Gente, questa è la vera primavera; quello che non è pronto ora, non sarà pronto nemmeno in aprile.

Il futuro non è davanti a noi, poiché è già qui, sotto foglia di germoglio; è già tra di noi; e ciò che non è tra di noi, non ci sarà nemmeno in futuro.

Non vediamo i germogli, perché sono sotto terra; non conosciamo il futuro, perché è in noi.

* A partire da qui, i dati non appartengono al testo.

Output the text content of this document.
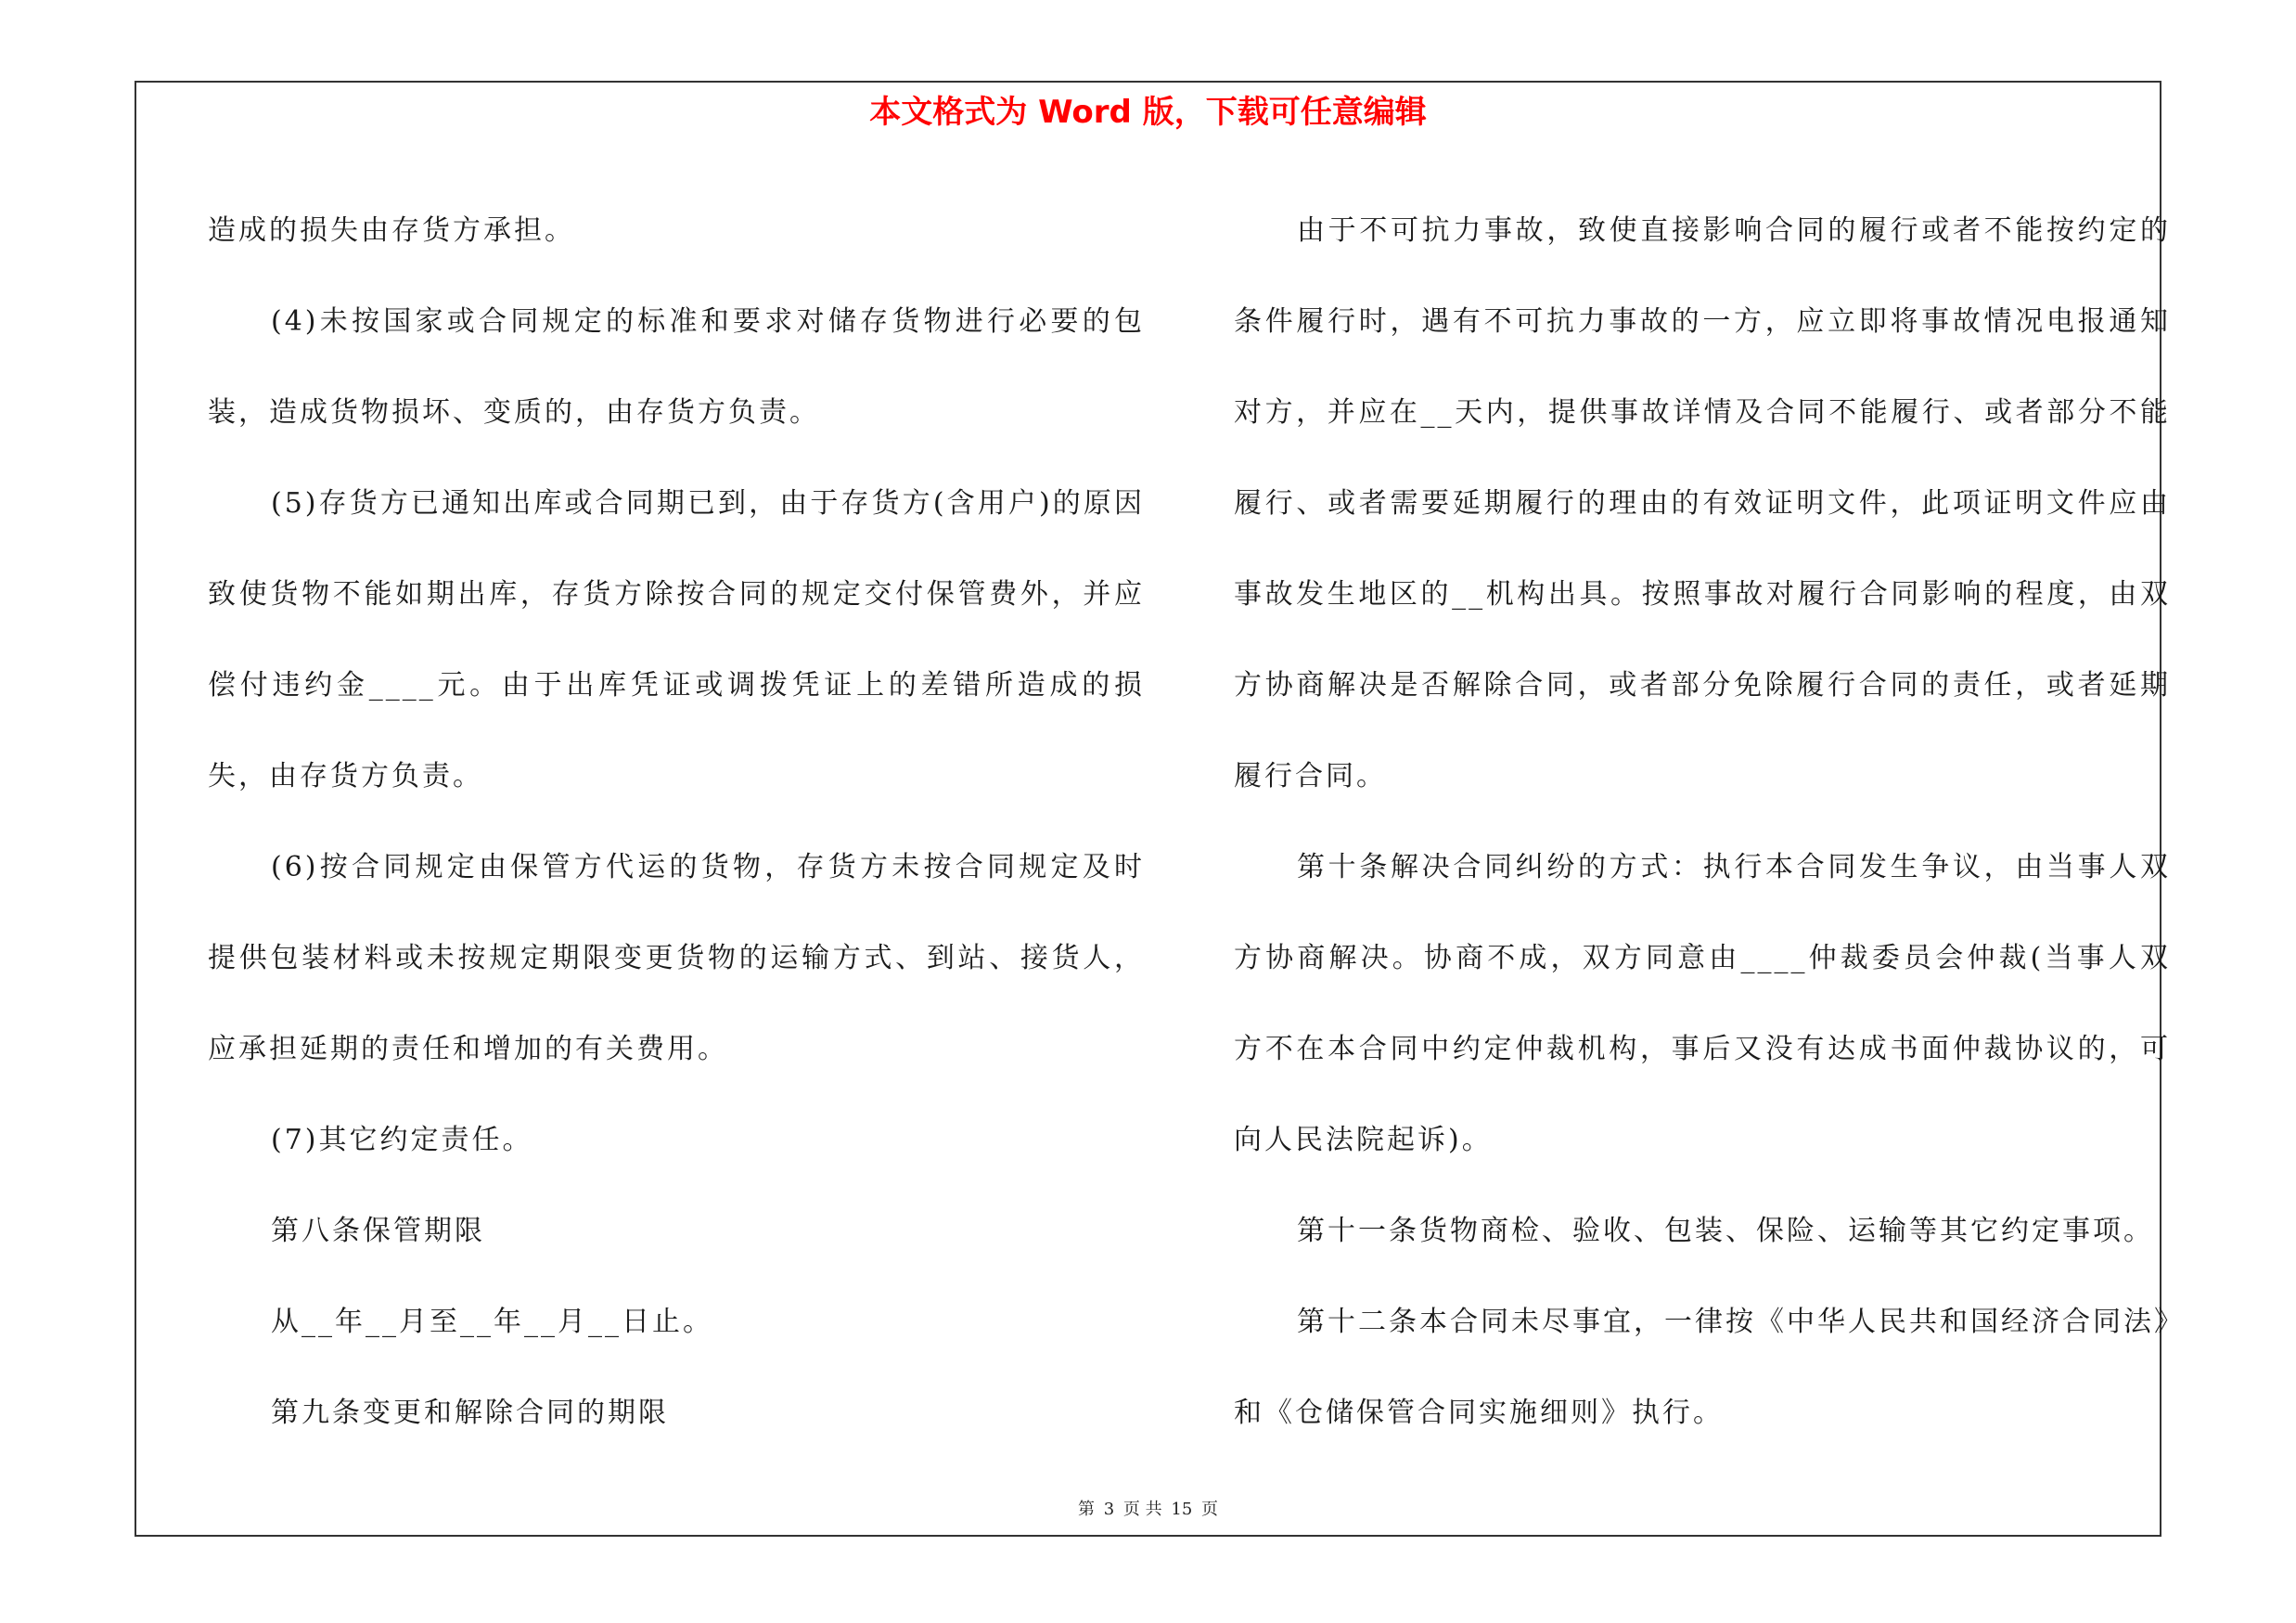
本文格式为 Word 版，下载可任意编辑

造成的损失由存货方承担。

(4)未按国家或合同规定的标准和要求对储存货物进行必要的包装，造成货物损坏、变质的，由存货方负责。

(5)存货方已通知出库或合同期已到，由于存货方(含用户)的原因致使货物不能如期出库，存货方除按合同的规定交付保管费外，并应偿付违约金____元。由于出库凭证或调拨凭证上的差错所造成的损失，由存货方负责。

(6)按合同规定由保管方代运的货物，存货方未按合同规定及时提供包装材料或未按规定期限变更货物的运输方式、到站、接货人，应承担延期的责任和增加的有关费用。

(7)其它约定责任。

第八条保管期限

从__年__月至__年__月__日止。

第九条变更和解除合同的期限

由于不可抗力事故，致使直接影响合同的履行或者不能按约定的条件履行时，遇有不可抗力事故的一方，应立即将事故情况电报通知对方，并应在__天内，提供事故详情及合同不能履行、或者部分不能履行、或者需要延期履行的理由的有效证明文件，此项证明文件应由事故发生地区的__机构出具。按照事故对履行合同影响的程度，由双方协商解决是否解除合同，或者部分免除履行合同的责任，或者延期履行合同。

第十条解决合同纠纷的方式：执行本合同发生争议，由当事人双方协商解决。协商不成，双方同意由____仲裁委员会仲裁(当事人双方不在本合同中约定仲裁机构，事后又没有达成书面仲裁协议的，可向人民法院起诉)。

第十一条货物商检、验收、包装、保险、运输等其它约定事项。

第十二条本合同未尽事宜，一律按《中华人民共和国经济合同法》和《仓储保管合同实施细则》执行。

第 3 页 共 15 页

A volte ci sembra di puzzare di decomposizione, ingombri dei residui secchi del passato; ma se potessimo guardare quanti grassi e bianchi virgulti si aprono la strada in quel vecchio terreno di coltura che si chiama l’oggi; quanti semi germogliano segretamente; quante vecchie piante si raccolgono e si concentrano in una gemma viva, che un giorno esploderà in una vita fiorente; se potessimo guardare il segreto formicolio del futuro tra di noi, evidentemente ci diremmo che grande sciocchezza sono la nostra malinconia e la nostra sfiducia; e che la cosa migliore di tutte è essere una persona viva; ovvero una persona che cresce».

Karel Čapek, L’anno del giardiniere, a cura di Daniela Galdo, Sellerio, Palermo 2021, pp. 112 e 149.